Die letzten 2 km führen durch eine Kleingartenanlage, holla, hier war doch schon einmal die LG Gremma. Labyrinthischer Pfad, um auf Strecke zu kommen.
Da ist auch endlich der Vahrer See. Streckenposten (w):"Noch 300m, das packst du!" Links ab, quasi einmal kurz gesehen, und schon wieder weg. "Oberneulander Golfplatzlauf" wäre irgendwie passender gewesen.
Streckenposten (m):"Noch 300m!" Wie jetzt, also solange ich kein "ZIEL"-Banner sehe, ziehe ich nicht an. Letzter Streckenposten (m):"Gleich geschafft!" Ja, wo isses denn, euer Ziel? Boah, das sieht aus wie 300m. Wer Marathon laufen will, sollte 300m schaffen, also gib mal Gummi, Feinstauberzeuger!
Kinderhände werden abgeklatscht, jemand blökt "Durchlaufen bis zur Linie!", indes, ich sehe keine. Keine Gnade zeigen, notfalls laufe ich bis in die Neustadt. Eine Frau haut mir auf die Brust "Halt, Sie können jetzt stehenbleiben!"- Keine gute Idee, ich würde gerne auslaufen...

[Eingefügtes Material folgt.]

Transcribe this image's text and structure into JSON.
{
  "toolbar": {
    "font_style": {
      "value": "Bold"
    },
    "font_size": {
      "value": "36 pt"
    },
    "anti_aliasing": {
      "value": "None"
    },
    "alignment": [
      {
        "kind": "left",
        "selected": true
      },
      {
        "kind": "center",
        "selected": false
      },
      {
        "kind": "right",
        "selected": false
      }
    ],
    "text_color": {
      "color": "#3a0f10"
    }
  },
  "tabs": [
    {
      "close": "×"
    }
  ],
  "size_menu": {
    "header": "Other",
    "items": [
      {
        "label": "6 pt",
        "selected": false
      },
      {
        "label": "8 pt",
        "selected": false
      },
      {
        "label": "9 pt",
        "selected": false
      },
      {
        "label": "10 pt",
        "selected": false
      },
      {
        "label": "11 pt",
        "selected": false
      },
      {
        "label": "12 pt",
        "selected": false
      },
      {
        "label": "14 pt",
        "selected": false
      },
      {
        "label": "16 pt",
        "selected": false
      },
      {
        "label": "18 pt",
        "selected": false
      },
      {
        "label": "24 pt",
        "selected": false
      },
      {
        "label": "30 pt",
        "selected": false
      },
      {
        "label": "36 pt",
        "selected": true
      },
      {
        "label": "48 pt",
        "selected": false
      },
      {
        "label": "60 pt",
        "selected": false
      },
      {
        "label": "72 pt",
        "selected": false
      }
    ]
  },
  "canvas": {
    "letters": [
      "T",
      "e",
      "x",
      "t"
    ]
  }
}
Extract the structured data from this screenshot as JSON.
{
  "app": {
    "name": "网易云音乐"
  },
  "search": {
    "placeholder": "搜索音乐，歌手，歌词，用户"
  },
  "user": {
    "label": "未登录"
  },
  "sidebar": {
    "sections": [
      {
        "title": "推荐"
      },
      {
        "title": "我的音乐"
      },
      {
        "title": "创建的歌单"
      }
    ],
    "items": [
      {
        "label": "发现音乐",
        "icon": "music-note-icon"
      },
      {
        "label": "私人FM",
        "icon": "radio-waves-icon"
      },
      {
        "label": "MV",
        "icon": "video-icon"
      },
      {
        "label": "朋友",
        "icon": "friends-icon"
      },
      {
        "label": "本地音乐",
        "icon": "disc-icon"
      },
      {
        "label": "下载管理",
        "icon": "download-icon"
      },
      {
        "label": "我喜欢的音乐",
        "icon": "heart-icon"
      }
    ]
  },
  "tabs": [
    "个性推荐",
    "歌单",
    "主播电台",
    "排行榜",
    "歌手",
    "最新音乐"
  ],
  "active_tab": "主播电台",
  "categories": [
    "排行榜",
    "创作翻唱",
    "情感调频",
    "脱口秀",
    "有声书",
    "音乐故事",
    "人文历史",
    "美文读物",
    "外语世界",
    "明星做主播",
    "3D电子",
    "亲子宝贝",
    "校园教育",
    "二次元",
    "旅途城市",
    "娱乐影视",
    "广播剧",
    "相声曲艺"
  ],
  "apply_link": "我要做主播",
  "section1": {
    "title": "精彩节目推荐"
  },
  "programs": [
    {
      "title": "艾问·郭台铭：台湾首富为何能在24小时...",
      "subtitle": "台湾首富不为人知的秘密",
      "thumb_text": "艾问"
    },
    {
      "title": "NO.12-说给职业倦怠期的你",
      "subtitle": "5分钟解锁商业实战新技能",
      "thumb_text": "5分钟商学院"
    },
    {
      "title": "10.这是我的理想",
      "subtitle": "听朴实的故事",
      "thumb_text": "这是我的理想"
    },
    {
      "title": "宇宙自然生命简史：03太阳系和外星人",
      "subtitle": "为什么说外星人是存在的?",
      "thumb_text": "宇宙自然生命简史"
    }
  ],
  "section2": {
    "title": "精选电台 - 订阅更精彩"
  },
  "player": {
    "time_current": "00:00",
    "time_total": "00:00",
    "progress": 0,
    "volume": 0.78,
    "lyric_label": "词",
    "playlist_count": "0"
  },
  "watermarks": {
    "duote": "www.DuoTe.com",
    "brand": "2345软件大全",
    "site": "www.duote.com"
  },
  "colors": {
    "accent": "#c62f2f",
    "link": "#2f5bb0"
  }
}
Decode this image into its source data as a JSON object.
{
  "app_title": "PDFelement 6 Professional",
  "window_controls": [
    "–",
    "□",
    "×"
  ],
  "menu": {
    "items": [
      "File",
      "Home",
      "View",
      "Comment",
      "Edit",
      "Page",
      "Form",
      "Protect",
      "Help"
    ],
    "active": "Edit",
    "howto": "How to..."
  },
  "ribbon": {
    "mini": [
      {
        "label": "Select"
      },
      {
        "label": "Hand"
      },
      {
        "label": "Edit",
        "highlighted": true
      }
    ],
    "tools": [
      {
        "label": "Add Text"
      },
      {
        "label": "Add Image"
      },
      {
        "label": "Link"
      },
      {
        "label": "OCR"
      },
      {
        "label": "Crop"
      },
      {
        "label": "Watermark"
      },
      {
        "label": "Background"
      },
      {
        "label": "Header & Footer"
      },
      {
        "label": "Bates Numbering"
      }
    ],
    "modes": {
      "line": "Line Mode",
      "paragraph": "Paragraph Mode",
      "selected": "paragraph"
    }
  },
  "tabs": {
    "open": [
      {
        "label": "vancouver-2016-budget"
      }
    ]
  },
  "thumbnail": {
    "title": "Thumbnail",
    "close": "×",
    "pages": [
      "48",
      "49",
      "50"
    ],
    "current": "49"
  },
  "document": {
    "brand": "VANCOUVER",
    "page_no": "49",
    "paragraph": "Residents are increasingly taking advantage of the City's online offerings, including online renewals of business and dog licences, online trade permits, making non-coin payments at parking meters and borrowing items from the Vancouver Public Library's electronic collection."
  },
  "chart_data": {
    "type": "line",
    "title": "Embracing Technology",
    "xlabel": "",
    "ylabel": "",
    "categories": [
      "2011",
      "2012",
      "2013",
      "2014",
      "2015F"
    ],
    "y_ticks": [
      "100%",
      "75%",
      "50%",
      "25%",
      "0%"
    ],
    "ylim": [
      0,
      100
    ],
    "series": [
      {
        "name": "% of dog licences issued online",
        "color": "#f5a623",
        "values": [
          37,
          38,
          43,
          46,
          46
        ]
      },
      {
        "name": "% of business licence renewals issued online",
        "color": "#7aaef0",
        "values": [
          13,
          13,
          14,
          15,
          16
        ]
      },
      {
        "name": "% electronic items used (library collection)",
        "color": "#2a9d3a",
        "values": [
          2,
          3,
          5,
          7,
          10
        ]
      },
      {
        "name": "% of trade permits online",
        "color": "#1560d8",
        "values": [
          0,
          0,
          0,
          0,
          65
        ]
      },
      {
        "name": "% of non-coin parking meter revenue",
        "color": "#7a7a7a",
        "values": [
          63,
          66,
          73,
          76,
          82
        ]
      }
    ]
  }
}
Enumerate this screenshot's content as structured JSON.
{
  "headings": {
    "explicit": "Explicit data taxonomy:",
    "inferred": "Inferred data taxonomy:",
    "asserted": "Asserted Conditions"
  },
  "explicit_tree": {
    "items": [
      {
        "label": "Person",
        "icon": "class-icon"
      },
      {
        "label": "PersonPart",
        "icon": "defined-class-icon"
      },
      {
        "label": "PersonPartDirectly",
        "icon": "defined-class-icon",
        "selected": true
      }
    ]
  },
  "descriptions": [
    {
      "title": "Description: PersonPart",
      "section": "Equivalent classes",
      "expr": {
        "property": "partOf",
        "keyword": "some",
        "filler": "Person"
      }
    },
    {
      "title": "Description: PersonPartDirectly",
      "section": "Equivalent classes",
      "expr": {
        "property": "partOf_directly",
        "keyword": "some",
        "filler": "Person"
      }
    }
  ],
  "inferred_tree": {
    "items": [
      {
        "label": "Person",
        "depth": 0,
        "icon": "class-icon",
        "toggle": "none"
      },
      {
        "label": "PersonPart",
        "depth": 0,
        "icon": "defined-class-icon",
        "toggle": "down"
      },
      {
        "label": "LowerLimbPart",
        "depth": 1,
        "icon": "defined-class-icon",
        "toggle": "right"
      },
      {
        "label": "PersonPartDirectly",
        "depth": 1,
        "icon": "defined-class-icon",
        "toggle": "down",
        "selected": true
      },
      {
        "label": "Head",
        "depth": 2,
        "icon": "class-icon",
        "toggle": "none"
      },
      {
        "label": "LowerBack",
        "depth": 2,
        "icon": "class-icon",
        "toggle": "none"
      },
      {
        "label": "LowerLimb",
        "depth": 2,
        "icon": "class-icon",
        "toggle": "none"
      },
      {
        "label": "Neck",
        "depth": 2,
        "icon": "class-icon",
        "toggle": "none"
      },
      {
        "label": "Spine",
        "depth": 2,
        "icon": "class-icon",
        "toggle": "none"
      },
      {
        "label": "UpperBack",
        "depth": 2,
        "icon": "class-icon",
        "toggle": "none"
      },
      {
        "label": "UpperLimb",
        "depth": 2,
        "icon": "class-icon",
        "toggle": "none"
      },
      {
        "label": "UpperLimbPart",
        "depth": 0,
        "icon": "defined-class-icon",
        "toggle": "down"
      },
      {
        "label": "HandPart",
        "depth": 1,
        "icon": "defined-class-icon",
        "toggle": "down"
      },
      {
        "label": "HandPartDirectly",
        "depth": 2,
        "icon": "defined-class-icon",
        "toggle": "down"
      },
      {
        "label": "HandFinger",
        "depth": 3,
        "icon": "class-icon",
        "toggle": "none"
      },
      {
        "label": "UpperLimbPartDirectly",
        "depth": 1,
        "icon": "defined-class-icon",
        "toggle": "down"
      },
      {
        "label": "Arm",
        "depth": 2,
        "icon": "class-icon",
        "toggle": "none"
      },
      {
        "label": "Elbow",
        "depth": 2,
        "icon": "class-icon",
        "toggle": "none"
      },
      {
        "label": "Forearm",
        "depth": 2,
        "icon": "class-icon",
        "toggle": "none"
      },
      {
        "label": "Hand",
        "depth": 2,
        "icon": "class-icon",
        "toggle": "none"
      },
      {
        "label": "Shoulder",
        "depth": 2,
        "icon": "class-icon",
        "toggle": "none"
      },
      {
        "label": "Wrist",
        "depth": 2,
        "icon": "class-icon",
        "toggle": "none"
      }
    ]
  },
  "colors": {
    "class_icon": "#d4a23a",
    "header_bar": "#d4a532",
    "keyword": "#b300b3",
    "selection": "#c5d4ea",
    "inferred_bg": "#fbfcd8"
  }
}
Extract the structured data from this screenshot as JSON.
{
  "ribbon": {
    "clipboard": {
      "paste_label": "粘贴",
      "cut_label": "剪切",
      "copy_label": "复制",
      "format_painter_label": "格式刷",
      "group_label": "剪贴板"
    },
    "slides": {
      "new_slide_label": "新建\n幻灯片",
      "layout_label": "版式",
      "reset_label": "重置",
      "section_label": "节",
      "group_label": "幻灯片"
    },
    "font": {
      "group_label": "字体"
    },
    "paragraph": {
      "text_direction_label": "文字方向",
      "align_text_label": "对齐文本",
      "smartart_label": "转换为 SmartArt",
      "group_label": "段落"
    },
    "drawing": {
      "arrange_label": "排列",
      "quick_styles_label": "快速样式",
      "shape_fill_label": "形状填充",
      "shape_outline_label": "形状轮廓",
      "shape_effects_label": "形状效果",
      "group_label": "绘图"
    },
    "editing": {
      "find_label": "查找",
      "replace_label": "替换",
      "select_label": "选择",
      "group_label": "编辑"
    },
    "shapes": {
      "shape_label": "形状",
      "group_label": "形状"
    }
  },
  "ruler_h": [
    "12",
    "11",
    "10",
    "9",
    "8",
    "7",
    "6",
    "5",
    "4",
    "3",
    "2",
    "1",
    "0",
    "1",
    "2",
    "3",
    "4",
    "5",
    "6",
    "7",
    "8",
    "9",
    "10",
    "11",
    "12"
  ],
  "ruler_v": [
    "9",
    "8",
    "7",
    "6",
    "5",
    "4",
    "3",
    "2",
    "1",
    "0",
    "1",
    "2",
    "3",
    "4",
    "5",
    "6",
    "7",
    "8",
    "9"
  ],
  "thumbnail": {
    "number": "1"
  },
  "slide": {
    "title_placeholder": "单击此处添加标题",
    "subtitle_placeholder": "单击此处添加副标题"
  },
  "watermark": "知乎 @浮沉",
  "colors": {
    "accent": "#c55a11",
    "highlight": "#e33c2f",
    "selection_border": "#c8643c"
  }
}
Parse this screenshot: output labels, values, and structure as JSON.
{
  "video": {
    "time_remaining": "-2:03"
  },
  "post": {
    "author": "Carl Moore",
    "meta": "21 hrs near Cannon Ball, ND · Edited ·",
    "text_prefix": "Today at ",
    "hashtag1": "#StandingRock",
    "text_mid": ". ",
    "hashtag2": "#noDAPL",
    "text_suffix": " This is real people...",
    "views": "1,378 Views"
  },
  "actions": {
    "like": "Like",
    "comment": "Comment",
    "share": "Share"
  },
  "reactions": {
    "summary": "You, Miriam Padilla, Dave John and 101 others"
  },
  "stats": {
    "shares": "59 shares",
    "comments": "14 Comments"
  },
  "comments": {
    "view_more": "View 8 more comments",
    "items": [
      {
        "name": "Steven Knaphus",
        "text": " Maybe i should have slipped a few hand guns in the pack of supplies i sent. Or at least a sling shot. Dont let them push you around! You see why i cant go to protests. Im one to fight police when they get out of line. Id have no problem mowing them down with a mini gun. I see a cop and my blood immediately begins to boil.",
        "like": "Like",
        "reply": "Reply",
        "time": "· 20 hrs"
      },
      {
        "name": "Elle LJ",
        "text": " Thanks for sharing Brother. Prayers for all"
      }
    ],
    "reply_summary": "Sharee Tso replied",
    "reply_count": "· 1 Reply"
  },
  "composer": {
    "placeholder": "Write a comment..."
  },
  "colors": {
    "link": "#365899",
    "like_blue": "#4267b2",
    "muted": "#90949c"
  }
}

Ah, erst mal ein wenig alle viere von mir strecken. Das war das Rennen meines Lebens. Bis dato. Börx, was alles drinsteckt, von
1:12 auf 1:07 zu 0:57:59, und nun? Der Mensch, der mit einem Laptop neben der Ziellinie hockt, weiss es auch nicht. "Haste keine Uhr?"
Super. Bis heute nacht wusste ich gar nicht, dass ich 0:56:12,13 auf 10 k laufen kann. Und auch jetzt kann ich es noch nicht wirklich fassen. Von "halb so schnell wie Mosquito" auf "fast so schnell wie Steif, wenn der einen sehr, sehr schlechten Tag hat" in wenigen Tagen. Phew. Wenn ich dann noch so Spässe weglasse, wie "sich in der allerletzten Reihe aufstellen", Hemd ausziehen unterwegs und dumm rumknoten? Dann ist vielleicht noch mehr, also weniger möglich... .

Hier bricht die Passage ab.